By Harriet Serpis, Solicitor. Contact Thomson Snell and Passmore 01892 510000.
It is a key principle of company law that a company has a distinct legal personality from its owners. This “corporate veil” acts as a barrier so that the company, and not its owners, is responsible for the company’s obligations and actions.
Whether this corporate veil can be “pierced” has recently been the subject of an argument relating to whether the assets owned by the company can be taken into account in determining the company owner’s personal assets.
In the recent matrimonial case of Prest v Petrodel (2013), the Supreme Court confirmed that, in very limited circumstances, the court can pierce the corporate veil to deprive the owner of the advantage he would have gained from sheltering his assets in the company (and therefore “behind” the corporate veil).

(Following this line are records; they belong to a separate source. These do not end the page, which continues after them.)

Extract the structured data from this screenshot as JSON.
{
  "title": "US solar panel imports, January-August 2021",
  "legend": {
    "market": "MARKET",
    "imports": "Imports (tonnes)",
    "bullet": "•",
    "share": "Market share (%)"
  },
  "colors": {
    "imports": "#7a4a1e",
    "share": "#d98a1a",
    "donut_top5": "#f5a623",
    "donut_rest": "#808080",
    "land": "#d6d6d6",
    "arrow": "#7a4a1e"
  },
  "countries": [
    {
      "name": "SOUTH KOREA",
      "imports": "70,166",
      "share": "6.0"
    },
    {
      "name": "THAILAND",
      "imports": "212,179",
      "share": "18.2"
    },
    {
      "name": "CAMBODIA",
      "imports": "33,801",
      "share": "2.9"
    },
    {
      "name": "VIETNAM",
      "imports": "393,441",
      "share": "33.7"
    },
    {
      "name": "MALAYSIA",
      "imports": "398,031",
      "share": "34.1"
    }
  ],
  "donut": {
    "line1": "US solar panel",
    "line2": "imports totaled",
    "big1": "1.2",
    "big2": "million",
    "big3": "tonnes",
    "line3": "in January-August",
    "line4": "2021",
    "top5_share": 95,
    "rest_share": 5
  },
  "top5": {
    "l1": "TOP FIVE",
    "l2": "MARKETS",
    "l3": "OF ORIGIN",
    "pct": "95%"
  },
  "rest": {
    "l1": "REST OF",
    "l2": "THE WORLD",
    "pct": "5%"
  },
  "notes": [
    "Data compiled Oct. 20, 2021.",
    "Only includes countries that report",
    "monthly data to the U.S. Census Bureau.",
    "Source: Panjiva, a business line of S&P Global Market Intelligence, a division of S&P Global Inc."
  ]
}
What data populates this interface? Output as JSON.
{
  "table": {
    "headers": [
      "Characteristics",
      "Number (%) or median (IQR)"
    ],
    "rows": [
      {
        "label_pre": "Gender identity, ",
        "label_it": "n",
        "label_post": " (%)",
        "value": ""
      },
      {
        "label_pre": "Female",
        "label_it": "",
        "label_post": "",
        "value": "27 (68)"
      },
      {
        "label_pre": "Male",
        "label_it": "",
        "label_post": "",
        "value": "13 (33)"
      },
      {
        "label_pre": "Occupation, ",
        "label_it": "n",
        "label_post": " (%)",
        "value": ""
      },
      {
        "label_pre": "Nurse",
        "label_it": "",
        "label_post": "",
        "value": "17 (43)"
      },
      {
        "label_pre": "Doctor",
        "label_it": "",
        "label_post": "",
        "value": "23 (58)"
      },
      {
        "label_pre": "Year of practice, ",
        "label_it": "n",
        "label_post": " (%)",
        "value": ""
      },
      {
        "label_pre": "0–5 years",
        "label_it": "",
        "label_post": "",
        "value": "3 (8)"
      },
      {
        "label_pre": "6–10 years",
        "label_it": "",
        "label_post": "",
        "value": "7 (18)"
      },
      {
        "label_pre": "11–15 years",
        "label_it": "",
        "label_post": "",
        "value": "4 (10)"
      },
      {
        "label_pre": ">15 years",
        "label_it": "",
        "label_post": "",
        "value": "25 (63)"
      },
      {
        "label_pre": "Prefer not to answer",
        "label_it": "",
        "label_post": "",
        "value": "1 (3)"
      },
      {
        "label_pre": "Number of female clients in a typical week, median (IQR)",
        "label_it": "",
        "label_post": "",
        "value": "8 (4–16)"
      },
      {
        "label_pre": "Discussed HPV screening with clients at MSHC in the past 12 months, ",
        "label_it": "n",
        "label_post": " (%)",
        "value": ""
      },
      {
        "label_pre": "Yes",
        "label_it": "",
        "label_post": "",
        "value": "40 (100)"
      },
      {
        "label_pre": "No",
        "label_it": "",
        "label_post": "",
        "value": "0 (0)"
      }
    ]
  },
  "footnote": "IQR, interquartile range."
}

In Prest it was alleged by the wife that Mr Prest transferred a number of properties to a company which he controlled, to prevent the properties forming part of their divorce settlement. The wife argued that, in reality, the properties were held on trust for the husband and so could be transferred to her as part of the divorce settlement. Mr Prest was unable to provide evidence showing why the properties were owned by his company. The wife’s argument was therefore successful.
In reaching its judgment, the Supreme Court did not actually need to pierce the corporate veil, because it found that the company simply held the properties on trust for the husband. The court also said that the circumstances when the corporate veil might be pierced would very rarely arise.
Despite this, Prest highlights the importance of maintaining proper corporate documentation which shows why a company’s affairs are arranged in a particular way. Had Mr Prest done this, it is less likely that the court would have the ordered the transfer of the properties to the wife.